Elle s’approche vivement, reçoit le petit qui hoquète, prouvant sa vie, et, avec une vitesse extraordinaire, le calotte de trois gifles à éveiller les Sept Dormants. Puis, dans le même mouvement, le serre passionnément sur son cœur… »

Après les petites villes du Perche, elle les emmènera à Paris, accompagnera les garçons au collège. Ces collèges qui lui prennent ses fils et dont elle fait une description calamiteuse dans un nouveau roman.
Après Catherine Rostopchine, c’est Eugène qui disparaît ; Gaston ne s’est pas encore érigé en censeur et Sophie consciente de ce qu’elle lui rapporte, craint peu son éditeur. Elle va donner toute la mesure de son talent comique dans les Deux Nigauds. Dans ce roman, peut-être le plus drôle de tous, elle se laisse aller à un humour truculent qui est le sien dans la vie. C’est Sophaletta , le petit bouffon qui brosse des portraits de personnages ridicules et sympathiques.Afficher l'image en taille réelle

D’abord , Innocent et Simplicie les biens nommés, qui bassinent père et mère, Mr et Mme Gargilier, petits bourgeois d’une petite ville de Bretagne pour aller à Paris. Ils seront accompagnés par Prudence, une bonne bretonne que devaient connaître Caumery et Pinchon les papas de Bécassine. Dans la diligence, celle-là même qu’empruntait Sophie pour se rendre chez sa fille Henriette à Kermadio , ils voyageront avec Mme Courtemiche et son horrible chien :

« Les voyageurs montaient ; il y avait six places, on y entassa les personnes que l’on venait d’appeler ; Mme Courtemiche avait pris deux places pour elle et pour son chien, une grosse laide bête jaune, puante et méchante ; elle se trouva voisine de Prudence qui, se voyant écrasée, poussa à gauche ; la grosse bête, bien établie sur la banquette, grogna et montra les dents ; Prudence la poussa plus fort ; la bête se lança sur Prudence, qui para cette attaque par un vigoureux coup de poing sur l’échine ; le chien jeta des cris pitoyables. Madame Courtemiche venge son chéri par des cris et des injures…. »

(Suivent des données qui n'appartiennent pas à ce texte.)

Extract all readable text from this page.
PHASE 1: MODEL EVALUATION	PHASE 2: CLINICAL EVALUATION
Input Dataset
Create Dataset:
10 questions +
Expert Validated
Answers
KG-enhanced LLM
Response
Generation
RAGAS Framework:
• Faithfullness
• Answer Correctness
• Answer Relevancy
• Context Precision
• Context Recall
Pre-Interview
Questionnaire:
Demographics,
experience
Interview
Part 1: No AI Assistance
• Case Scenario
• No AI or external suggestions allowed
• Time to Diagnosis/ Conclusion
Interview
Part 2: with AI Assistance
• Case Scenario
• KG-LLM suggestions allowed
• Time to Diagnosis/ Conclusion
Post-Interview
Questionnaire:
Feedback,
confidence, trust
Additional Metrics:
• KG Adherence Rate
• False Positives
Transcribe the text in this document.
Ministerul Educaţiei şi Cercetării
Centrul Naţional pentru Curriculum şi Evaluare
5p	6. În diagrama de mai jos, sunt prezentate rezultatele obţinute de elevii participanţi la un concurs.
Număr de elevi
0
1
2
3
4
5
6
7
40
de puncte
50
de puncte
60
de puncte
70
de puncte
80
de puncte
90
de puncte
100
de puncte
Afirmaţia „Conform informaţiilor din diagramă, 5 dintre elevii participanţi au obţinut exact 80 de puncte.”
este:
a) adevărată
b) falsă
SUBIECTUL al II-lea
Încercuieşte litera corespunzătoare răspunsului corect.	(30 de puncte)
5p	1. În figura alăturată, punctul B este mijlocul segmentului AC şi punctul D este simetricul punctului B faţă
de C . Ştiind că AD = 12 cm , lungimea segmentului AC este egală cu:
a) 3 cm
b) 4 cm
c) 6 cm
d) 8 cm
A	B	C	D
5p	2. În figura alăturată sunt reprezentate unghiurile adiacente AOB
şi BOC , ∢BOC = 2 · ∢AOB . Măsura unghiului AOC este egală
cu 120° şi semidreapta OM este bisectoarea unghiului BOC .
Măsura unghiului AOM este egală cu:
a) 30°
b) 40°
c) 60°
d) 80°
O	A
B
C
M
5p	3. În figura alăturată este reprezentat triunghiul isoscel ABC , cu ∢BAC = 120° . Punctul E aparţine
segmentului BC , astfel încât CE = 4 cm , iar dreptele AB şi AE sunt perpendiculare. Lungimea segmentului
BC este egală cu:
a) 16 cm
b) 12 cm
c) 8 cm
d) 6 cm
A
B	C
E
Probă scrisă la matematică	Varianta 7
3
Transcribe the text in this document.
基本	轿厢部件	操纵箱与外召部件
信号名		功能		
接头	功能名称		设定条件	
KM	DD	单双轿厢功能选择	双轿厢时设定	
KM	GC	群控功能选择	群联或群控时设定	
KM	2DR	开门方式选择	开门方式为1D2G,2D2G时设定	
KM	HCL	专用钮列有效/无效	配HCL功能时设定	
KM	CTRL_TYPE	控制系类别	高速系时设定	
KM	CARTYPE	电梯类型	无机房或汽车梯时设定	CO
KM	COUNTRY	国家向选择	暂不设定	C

Deux Polonais baroques, égarés en Bretagne pour montrer à quel point Sophie était en désaccord avec la politique de Tsar envers leur pays , se feront les protecteurs de nos provinciaux. Leurs conversations inaugurent la collection d’accents invraisemblables dont Sophie dotera les Européens qui voyagent dans ses histoires ; Georgey l’anglais du mauvais Génie, Frölichein l’allemand de la Fortune de Gaspard et Paolo l’italien de François le Bossu.
Toute la bande prendra le chemin de fer pour arriver enfin à Paris. Ce Paris tellement désiré et que Sophie déteste : le Paris d’avant Hausmann, aux ruelles sombres, tortueuses et malodorantes, où l’on met à chaque pas le pied dans des immondices. Néanmoins et non sans difficultés, ils parviendront chez leur tante, Madame Bonbeck. Cette tante est un roman à elle seule ; ses colères affolent la pauvre Simplicie ; Sophie la qualifie « d’excellente furie ». Ce personnage cocasse serait le portrait de la vicomtesse Henri de Ségur, veuve sans enfants, vivant au milieu de ses chiens et de ses chats et de onze violons dont chacun portait un nom. Comme la vicomtesse, Madame Bonbeck est musicienne :

« Elle les mena dans leur chambre, donna une tape à l’un, tira l’oreille à l’autre et les quitta en riant pour étudier sur son violon un morceau de Mozart qu’elle devait écorcher le soir avec trois ou quatre vieux amis qui grattaient comme elle du violon, de la contrebasse ou qui soufflaient dans des flûtes… »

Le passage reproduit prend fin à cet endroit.